Wind Search Record
- Author: Victor Pelevin
- Language: Russian
- Genre: Short story
- Publication date: 2003
- Publication place: Russia
- Media type: Print (Paperback)
- ISBN: 5-699-03491-9

= Wind Search Record =

Short story by Viktor Pelevin

Wind Search Record («Запись о поиске ветра») is a short story by Victor Pelevin, published in 2003.

==Plot==

Victor Pelevin's works are characterized by numerous implicit references to various aspects of Chinese literature and culture. There are also texts explicitly devoted to Chinese philosophy, and this story is one of them, written in the spirit of Eastern philosophical narratives that appeal to various semiotic codes and simulacra that substitute reality, but do not seriously assert the validity of these codes and images.

The narrative is written in the form of an Eastern letter on behalf of a Chinese student of Gradual Ordering to his teacher named Elegance of Wisdom. The narrative traces an obvious orientation to the stereotypical notion of the epistolary genre.

The story is told that a sage living on a holy mountain treats his disciple to a powder of five stones, after which the disciple has a miraculous stream of consciousness. He tries to write a literary work about comprehending the Way and ends up thinking that any addition of another symbol (image, word) will move him further and further away from the truth. All this resembles a treatise of Taoist philosophy transformed by the author into a story.

In the story, the principle of the mapping of reality, meaning, and signification, obscured by a multitude of signifiers, is interpreted by an ancient Chinese man and takes on the status of a Buddhist truth: "The most monstrous conspiracy that ever existed in the Middle Kingdom was revealed to me... The world is but a reflection of the hieroglyphs. But the hieroglyphs that make it up do not indicate anything real and only reflect each other, for one sign is always defined by another. This transcoding of Western theory appeared to be mystical and "Oriental" in a sudden way after the use of some suspicious remedy.

Researchers of the writer's work conclude that the key word "way" in Pelevin's story is directly related to the main concept of the Taoist doctrine, the "Tao".

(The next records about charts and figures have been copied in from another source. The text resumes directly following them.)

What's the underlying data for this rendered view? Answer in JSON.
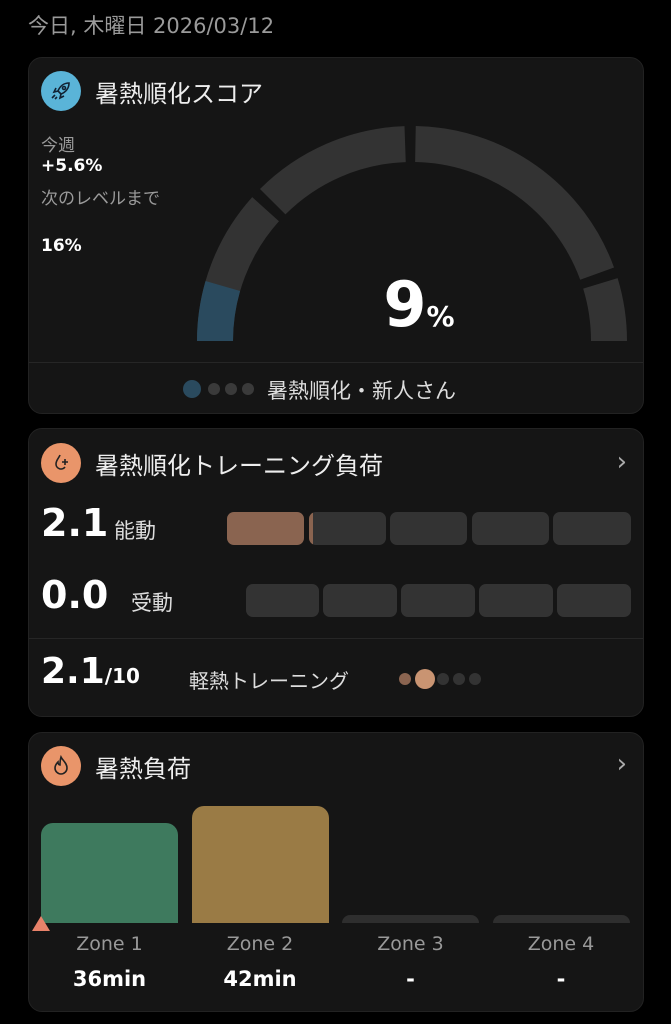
{
  "date": "今日, 木曜日 2026/03/12",
  "score_card": {
    "title": "暑熱順化スコア",
    "icon": "rocket-icon",
    "this_week_label": "今週",
    "this_week_value": "+5.6%",
    "next_level_label": "次のレベルまで",
    "next_level_value": "16%",
    "score_value": "9",
    "score_unit": "%",
    "score_percent": 9,
    "level_label": "暑熱順化・新人さん",
    "level_index": 1,
    "level_count": 4,
    "accent": "#2a4a5e"
  },
  "training_card": {
    "title": "暑熱順化トレーニング負荷",
    "icon": "heat-training-icon",
    "active_value": "2.1",
    "active_label": "能動",
    "passive_value": "0.0",
    "passive_label": "受動",
    "total_value": "2.1",
    "total_max": "/10",
    "level_label": "軽熱トレーニング",
    "level_index": 2,
    "level_count": 5,
    "accent": "#8a6450"
  },
  "heat_card": {
    "title": "暑熱負荷",
    "icon": "flame-icon",
    "zones": [
      {
        "label": "Zone 1",
        "value": "36min",
        "minutes": 36,
        "color": "#3e7a5e"
      },
      {
        "label": "Zone 2",
        "value": "42min",
        "minutes": 42,
        "color": "#9a7b45"
      },
      {
        "label": "Zone 3",
        "value": "-",
        "minutes": 0,
        "color": "#2e2e2e"
      },
      {
        "label": "Zone 4",
        "value": "-",
        "minutes": 0,
        "color": "#2e2e2e"
      }
    ]
  }
}
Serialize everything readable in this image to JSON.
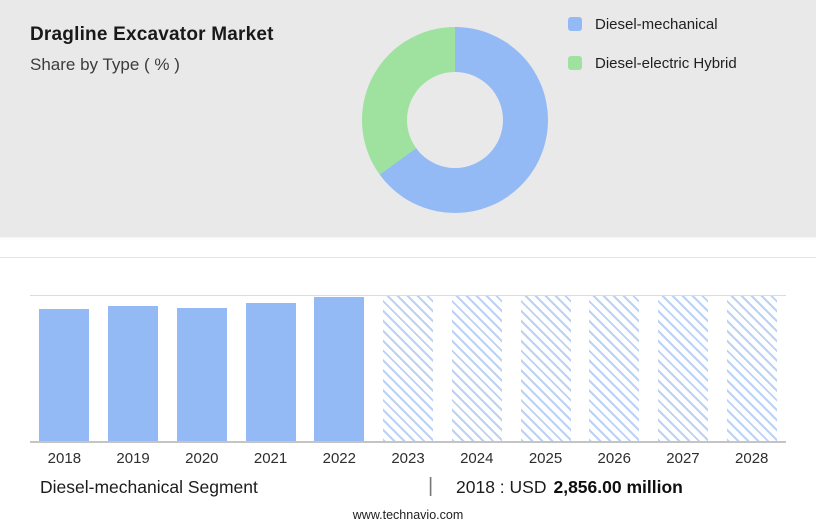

Lao Tzu believes that the nature of the Way and the highest level of practice is to achieve "ultimate impartiality" and to preserve "peace," which is the essence of life. All material things only conform to nature and preserve inner peace in order to obtain infinite vitality. The concept of "all things" in this case implies man as well. Pelevin interprets this idea in his own way: his hero believes that "one should not strive too much for peace; both peace and excitement are manifestations of the same thing.

"Refusal to use arms" in the protagonist's reflections points to a specific way of following the principles of nature. The story says that the constructions of the mind can be likened to ladders, but it is impossible to climb these ladders to the castle of truth, nor even to approach the truth. From this point of view, the ladder is the "tool" we want to use.

Pelevin has it that "the longer our ladders are, the higher the walls will become. When we lower the ladder and no longer intend to storm the castle, the castle of truth will disappear. "Refusing to use weapons" will help us learn the truth.